Nonetheless, Baram’s strong suit is not in pinpointing a solution, but in illuminating the festering problem. The author documents that he is far from the only one who has relegated the sacrosanct two-state solution to the ash heap of history. In something of an irony, he points out that while Jews and Palestinians may be more and more separated from one another in their daily lives, their communities are increasingly intertwined geographically and otherwise, especially in the West Bank. This relentless reality would make carving two distinct states out of the land they now share a delicate operation, indeed.

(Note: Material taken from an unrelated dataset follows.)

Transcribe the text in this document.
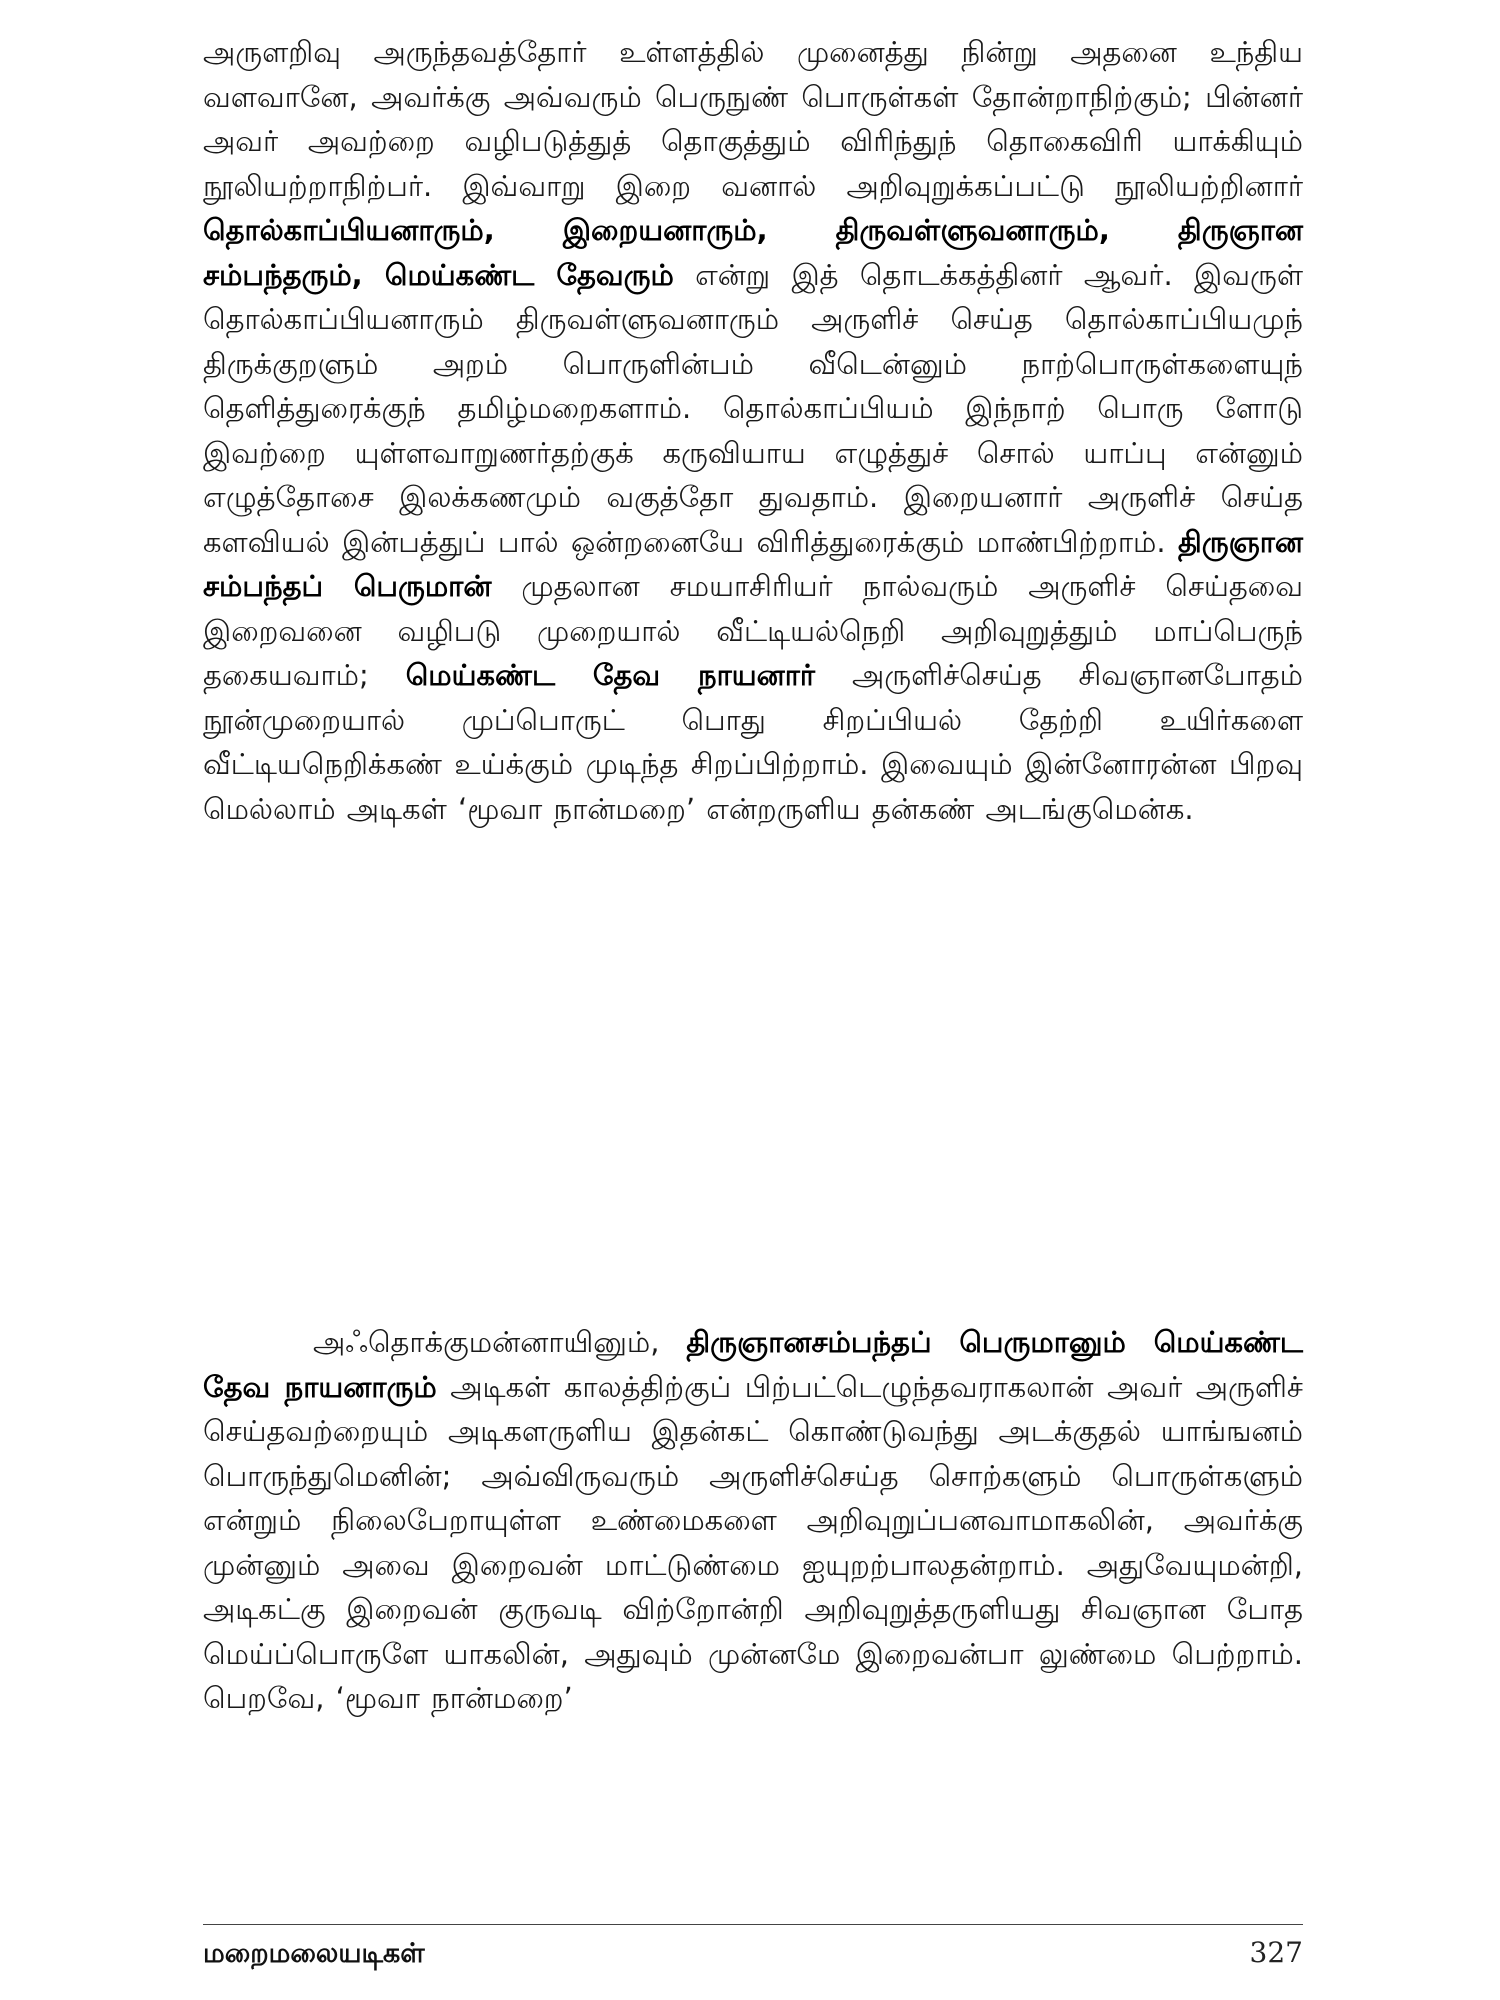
அருளறிவு அருந்தவத்தோர் உள்ளத்தில் முனைத்து நின்று அதனை உந்திய வளவானே, அவர்க்கு அவ்வரும் பெருநுண் பொருள்கள் தோன்றாநிற்கும்; பின்னர் அவர் அவற்றை வழிபடுத்துத் தொகுத்தும் விரிந்துந் தொகைவிரி யாக்கியும் நூலியற்றாநிற்பர். இவ்வாறு இறை வனால் அறிவுறுக்கப்பட்டு நூலியற்றினார் தொல்காப்பியனாரும், இறையனாரும், திருவள்ளுவனாரும், திருஞான சம்பந்தரும், மெய்கண்ட தேவரும் என்று இத் தொடக்கத்தினர் ஆவர். இவருள் தொல்காப்பியனாரும் திருவள்ளுவனாரும் அருளிச் செய்த தொல்காப்பியமுந் திருக்குறளும் அறம் பொருளின்பம் வீடென்னும் நாற்பொருள்களையுந் தெளித்துரைக்குந் தமிழ்மறைகளாம். தொல்காப்பியம் இந்நாற் பொரு ளோடு இவற்றை யுள்ளவாறுணர்தற்குக் கருவியாய எழுத்துச் சொல் யாப்பு என்னும் எழுத்தோசை இலக்கணமும் வகுத்தோ துவதாம். இறையனார் அருளிச் செய்த களவியல் இன்பத்துப் பால் ஒன்றனையே விரித்துரைக்கும் மாண்பிற்றாம். திருஞான சம்பந்தப் பெருமான் முதலான சமயாசிரியர் நால்வரும் அருளிச் செய்தவை இறைவனை வழிபடு முறையால் வீட்டியல்நெறி அறிவுறுத்தும் மாப்பெருந் தகையவாம்; மெய்கண்ட தேவ நாயனார் அருளிச்செய்த சிவஞானபோதம் நூன்முறையால் முப்பொருட் பொது சிறப்பியல் தேற்றி உயிர்களை வீட்டியநெறிக்கண் உய்க்கும் முடிந்த சிறப்பிற்றாம். இவையும் இன்னோரன்ன பிறவு மெல்லாம் அடிகள் ‘மூவா நான்மறை’ என்றருளிய தன்கண் அடங்குமென்க.
அஃதொக்குமன்னாயினும், திருஞானசம்பந்தப் பெருமானும் மெய்கண்ட தேவ நாயனாரும் அடிகள் காலத்திற்குப் பிற்பட்டெழுந்தவராகலான் அவர் அருளிச் செய்தவற்றையும் அடிகளருளிய இதன்கட் கொண்டுவந்து அடக்குதல் யாங்ஙனம் பொருந்துமெனின்; அவ்விருவரும் அருளிச்செய்த சொற்களும் பொருள்களும் என்றும் நிலைபேறாயுள்ள உண்மைகளை அறிவுறுப்பனவாமாகலின், அவர்க்கு முன்னும் அவை இறைவன் மாட்டுண்மை ஐயுறற்பாலதன்றாம். அதுவேயுமன்றி, அடிகட்கு இறைவன் குருவடி விற்றோன்றி அறிவுறுத்தருளியது சிவஞான போத மெய்ப்பொருளே யாகலின், அதுவும் முன்னமே இறைவன்பா லுண்மை பெற்றாம். பெறவே, ‘மூவா நான்மறை’
மறைமலையடிகள்	327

Perhaps the best argument for a fresh look at the standoff comes from a Palestinian man, whose family has experienced the heavy hand of both Israeli settlers and soldiers. He points out that both sides have failed: “After more than a hundred and twenty years of Zionism, after all their ploys, the Jews are still a minority in the land of Israel, and they live with constant violence and war. The national Palestinian movement has also failed, since it hasn’t been able to get rid of the occupation. If everyone here realizes they’ve failed, we might be able to build something from the ground up.”